2.2.2. Determination of Chlorophyll and Carotenoid Content

The determination of the pigment content of the leaves was carried out by extraction with a mixture of acetone, absolute ethanol, and water at a ratio of 4.5:4.5:1. The amount of 0.1 g of tea plant leaves was weighed under each treatment, and then cut into pieces; 10 mL of the mixed solution was added, and it was extracted in a dark place until the leaves were completely white (about 12 h); the sample was shaken for the 30 s every 2 h. Taking the mixed solution as a control, the supernatant was taken to measure the absorbance value at 663, 645, and 470 nm and calculated the content of chlorophyll a (Chla), b (Chlb), total chlorophyll (Chl), and carotenoid. Each treatment had six replicates. The chlorophyll formula is as follows:

Ca = 12.72 ∗ A663 − 2.59 ∗ A645

Cb = 22.88 ∗ A645 − 4.67 ∗ A663

Ct = 20.29 ∗ A645 + 8.05 ∗ A663

Cc = (1000 ∗ A470 − 3.27 ∗ Ca − 104 ∗ Cb)/229

Chloroplast pigment content(mg/g) = (C ∗ V ∗ N)/W/1000

C: pigment content mg/L, V: volume of extract mL 10, N: dilution ratio 1, W: sample quality g.

2.2.3. Determination of Photosynthetic Parameters

From 9:00 a.m. to 12:00 a.m., the net photosynthetic rate (Pn), stomatal conductance (Gs), intercellular CO₂ concentration (Ci), and transpiration rate (Tr) of tea leaves were measured by the portable photosynthesis measurement system (ciras-3, USA). Each treatment had six replicates.

2.2.4. Determination of Soluble Sugar (SS) Content

The SS content of tea plants under different shading was determined with the kit of Suzhou Grace Biotechnology Co., Ltd. (Suzhou, China). Each treatment had six replicates; the following instructions were applied:

Weigh 0.1 g of tea leaves stored at −80 °C, add 0.8 mL of 80% ethanol, homogenize in an ice bath, pour into a centrifuge tube, and then rinse the mortar with 80% ethanol and transfer to a centrifuge tube to a constant volume of 1.5 mL. Place in a 50 °C water bath for 20 min. After cooling, centrifuge at 12,000 rpm for 10 min at room temperature and take the supernatant for backup.

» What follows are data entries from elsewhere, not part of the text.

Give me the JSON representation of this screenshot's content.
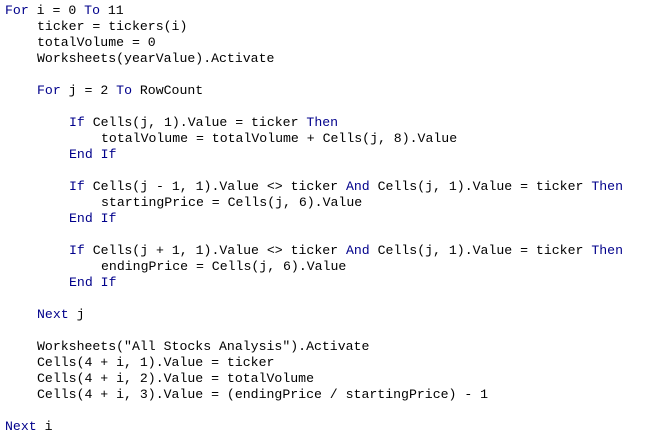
{
  "colors": {
    "keyword": "#00008b",
    "text": "#000000",
    "background": "#ffffff"
  },
  "code": {
    "lines": [
      {
        "indent": 0,
        "tokens": [
          {
            "t": "For",
            "k": true
          },
          {
            "t": " i = 0 "
          },
          {
            "t": "To",
            "k": true
          },
          {
            "t": " 11"
          }
        ]
      },
      {
        "indent": 1,
        "tokens": [
          {
            "t": "ticker = tickers(i)"
          }
        ]
      },
      {
        "indent": 1,
        "tokens": [
          {
            "t": "totalVolume = 0"
          }
        ]
      },
      {
        "indent": 1,
        "tokens": [
          {
            "t": "Worksheets(yearValue).Activate"
          }
        ]
      },
      {
        "indent": 0,
        "tokens": []
      },
      {
        "indent": 1,
        "tokens": [
          {
            "t": "For",
            "k": true
          },
          {
            "t": " j = 2 "
          },
          {
            "t": "To",
            "k": true
          },
          {
            "t": " RowCount"
          }
        ]
      },
      {
        "indent": 0,
        "tokens": []
      },
      {
        "indent": 2,
        "tokens": [
          {
            "t": "If",
            "k": true
          },
          {
            "t": " Cells(j, 1).Value = ticker "
          },
          {
            "t": "Then",
            "k": true
          }
        ]
      },
      {
        "indent": 3,
        "tokens": [
          {
            "t": "totalVolume = totalVolume + Cells(j, 8).Value"
          }
        ]
      },
      {
        "indent": 2,
        "tokens": [
          {
            "t": "End If",
            "k": true
          }
        ]
      },
      {
        "indent": 0,
        "tokens": []
      },
      {
        "indent": 2,
        "tokens": [
          {
            "t": "If",
            "k": true
          },
          {
            "t": " Cells(j - 1, 1).Value <> ticker "
          },
          {
            "t": "And",
            "k": true
          },
          {
            "t": " Cells(j, 1).Value = ticker "
          },
          {
            "t": "Then",
            "k": true
          }
        ]
      },
      {
        "indent": 3,
        "tokens": [
          {
            "t": "startingPrice = Cells(j, 6).Value"
          }
        ]
      },
      {
        "indent": 2,
        "tokens": [
          {
            "t": "End If",
            "k": true
          }
        ]
      },
      {
        "indent": 0,
        "tokens": []
      },
      {
        "indent": 2,
        "tokens": [
          {
            "t": "If",
            "k": true
          },
          {
            "t": " Cells(j + 1, 1).Value <> ticker "
          },
          {
            "t": "And",
            "k": true
          },
          {
            "t": " Cells(j, 1).Value = ticker "
          },
          {
            "t": "Then",
            "k": true
          }
        ]
      },
      {
        "indent": 3,
        "tokens": [
          {
            "t": "endingPrice = Cells(j, 6).Value"
          }
        ]
      },
      {
        "indent": 2,
        "tokens": [
          {
            "t": "End If",
            "k": true
          }
        ]
      },
      {
        "indent": 0,
        "tokens": []
      },
      {
        "indent": 1,
        "tokens": [
          {
            "t": "Next",
            "k": true
          },
          {
            "t": " j"
          }
        ]
      },
      {
        "indent": 0,
        "tokens": []
      },
      {
        "indent": 1,
        "tokens": [
          {
            "t": "Worksheets(\"All Stocks Analysis\").Activate"
          }
        ]
      },
      {
        "indent": 1,
        "tokens": [
          {
            "t": "Cells(4 + i, 1).Value = ticker"
          }
        ]
      },
      {
        "indent": 1,
        "tokens": [
          {
            "t": "Cells(4 + i, 2).Value = totalVolume"
          }
        ]
      },
      {
        "indent": 1,
        "tokens": [
          {
            "t": "Cells(4 + i, 3).Value = (endingPrice / startingPrice) - 1"
          }
        ]
      },
      {
        "indent": 0,
        "tokens": []
      },
      {
        "indent": 0,
        "tokens": [
          {
            "t": "Next",
            "k": true
          },
          {
            "t": " i"
          }
        ]
      }
    ]
  }
}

Measuring tube: take 2.5 μL sample solution and add 97.5 μL distilled water, 30 μL working fluid, and 250 μL concentrated sulfuric acid. Blank tube: add 100 μL distilled water, 30 μL working fluid, and 250 μL concentrated sulfuric acid. After mixing well, place in a 100 °C water bath for 10 min. After cooling to room temperature, transfer 200 μL to the 96-well conveyor, and when encountering 620 nm, read the absorbance value A. ΔA = A measurement tube—A blank tube.

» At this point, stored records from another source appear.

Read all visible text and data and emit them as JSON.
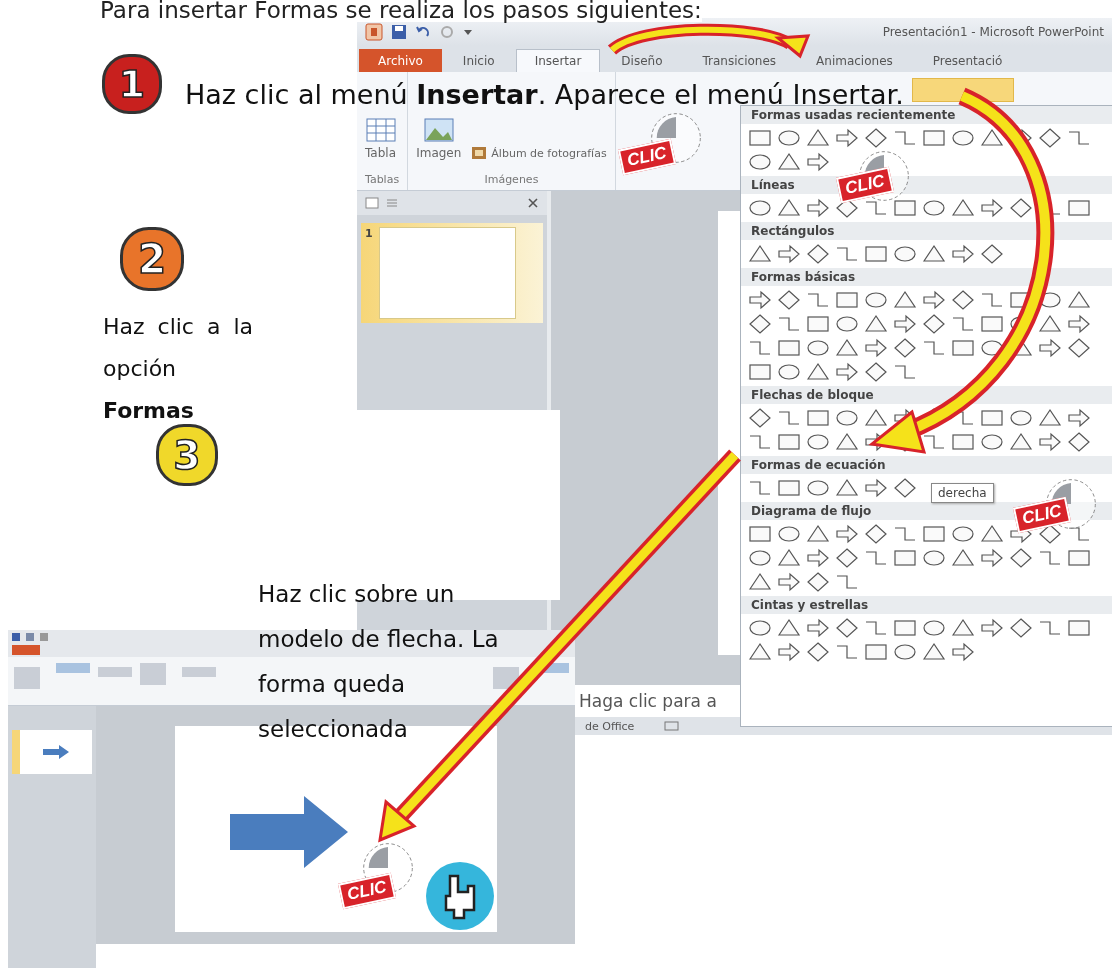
{
  "heading": "Para insertar Formas se realiza los pasos siguientes:",
  "steps": [
    {
      "badge": "1",
      "color": "#c8201e",
      "text": "Haz clic al menú **Insertar**. Aparece el menú Insertar."
    },
    {
      "badge": "2",
      "color": "#e8742a",
      "text": "Haz clic a la opción **Formas**"
    },
    {
      "badge": "3",
      "color": "#f0d82a",
      "text": "Haz clic sobre un modelo de flecha. La forma queda seleccionada"
    }
  ],
  "powerpoint_window": {
    "title": "Presentación1 - Microsoft PowerPoint",
    "tabs": [
      {
        "label": "Archivo",
        "kind": "file",
        "selected": false
      },
      {
        "label": "Inicio",
        "kind": "tab",
        "selected": false
      },
      {
        "label": "Insertar",
        "kind": "tab",
        "selected": true
      },
      {
        "label": "Diseño",
        "kind": "tab",
        "selected": false
      },
      {
        "label": "Transiciones",
        "kind": "tab",
        "selected": false
      },
      {
        "label": "Animaciones",
        "kind": "tab",
        "selected": false
      },
      {
        "label": "Presentació",
        "kind": "tab",
        "selected": false
      }
    ],
    "ribbon_groups": [
      {
        "label": "Tablas",
        "buttons": [
          {
            "label": "Tabla",
            "kind": "large"
          }
        ]
      },
      {
        "label": "Imágenes",
        "buttons": [
          {
            "label": "Imagen",
            "kind": "large"
          },
          {
            "label": "Álbum de fotografías",
            "kind": "small"
          }
        ]
      }
    ],
    "shapes_gallery": {
      "sections": [
        "Formas usadas recientemente",
        "Líneas",
        "Rectángulos",
        "Formas básicas",
        "Flechas de bloque",
        "Formas de ecuación",
        "Diagrama de flujo",
        "Cintas y estrellas"
      ],
      "tooltip": "derecha"
    },
    "slides": [
      {
        "number": "1",
        "selected": true
      }
    ],
    "notes_placeholder": "Haga clic para a",
    "status_text": "de Office"
  },
  "result_window": {
    "slides": [
      {
        "selected": true
      }
    ]
  },
  "clic_stamps": [
    {
      "label": "CLIC"
    },
    {
      "label": "CLIC"
    },
    {
      "label": "CLIC"
    },
    {
      "label": "CLIC"
    }
  ]
}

The calculation formula for soluble sugar (mg/g) is as follows:

0.718 ∗ (ΔA + 0.0103)/W ∗ D

W: sample quality g; D: self dilution ratio, 10.

2.3. RNA Extraction and Library Construction

Tea leaves that were stored at −80 °C were taken out, and RNAprep Pure Plant Kit (Tiangen, China) was used to extract total RNA from tea leaves under different treatments, with three biological replicates per treatment. Then, sequencing libraries were generated using Illumina’s NEBNext^®UltraTM RNA Library Prep Kit (Illumina, San Diego, CA, USA). Finally, Agilent 2100 Bioanalyzer (Agilent Technologies, Santa Clara, CA, USA) was used to detect the insert size of the library, and PCR was used to accurately quantify the effective concentration of the library to ensure its quality. After qualification, Illumina sequencing was performed.

2.4. Transcriptome Analysis

Transcriptome analysis was conducted by Wuhan Metware Biotechnology Co., Ltd. (Wuhan, China). Fastp v 0.19.3 was used to filter the original data, mainly to remove reads with adapters. When the N content in any of the sequencing reads exceeds 10% of the base number of the reads or the number of low-quality (Q ≤ 20) bases contained in reads exceeds 50% of the bases of the reads, the paired reads were removed. Clean reads were used for subsequent analysis. HISAT v2.1.0 was used to construct the index and compare clean reads to the reference genome Camellia sinensis ‘Shuchazao’ (CSS_ChrLev, http://tpia.teaplant.org/download.htm, 6 June 2022).

2.5. Identification of Differentially Expressed Genes (DEGs)

FeatureCounts v1.6.2 /StringTie v1.3.4d was used to calculate the gene alignment and FPKM. DESeq2 v1.22.1/edgeR v3.24.3 was used to analyze the differential expression between the two groups, and the p-value was corrected using the Benjamini & Hochberg method. The corrected p-value and|log₂ foldchange|are used as the threshold for significant differential expression.

2.6. Annotation of Gene Function

The sequence of the new gene was extracted from the genome and diamond was used to compare the new gene with the sequence of KEGG, GO, NR, Swiss-Prot, TrEMBL, and KOG databases to obtain the annotation result. The alignment condition was Evaluate 1 × 10⁻⁵. The plant transcription factor prediction was conducted using iTAK software, which integrated two databases, PlnTFDB and PlantTFDB.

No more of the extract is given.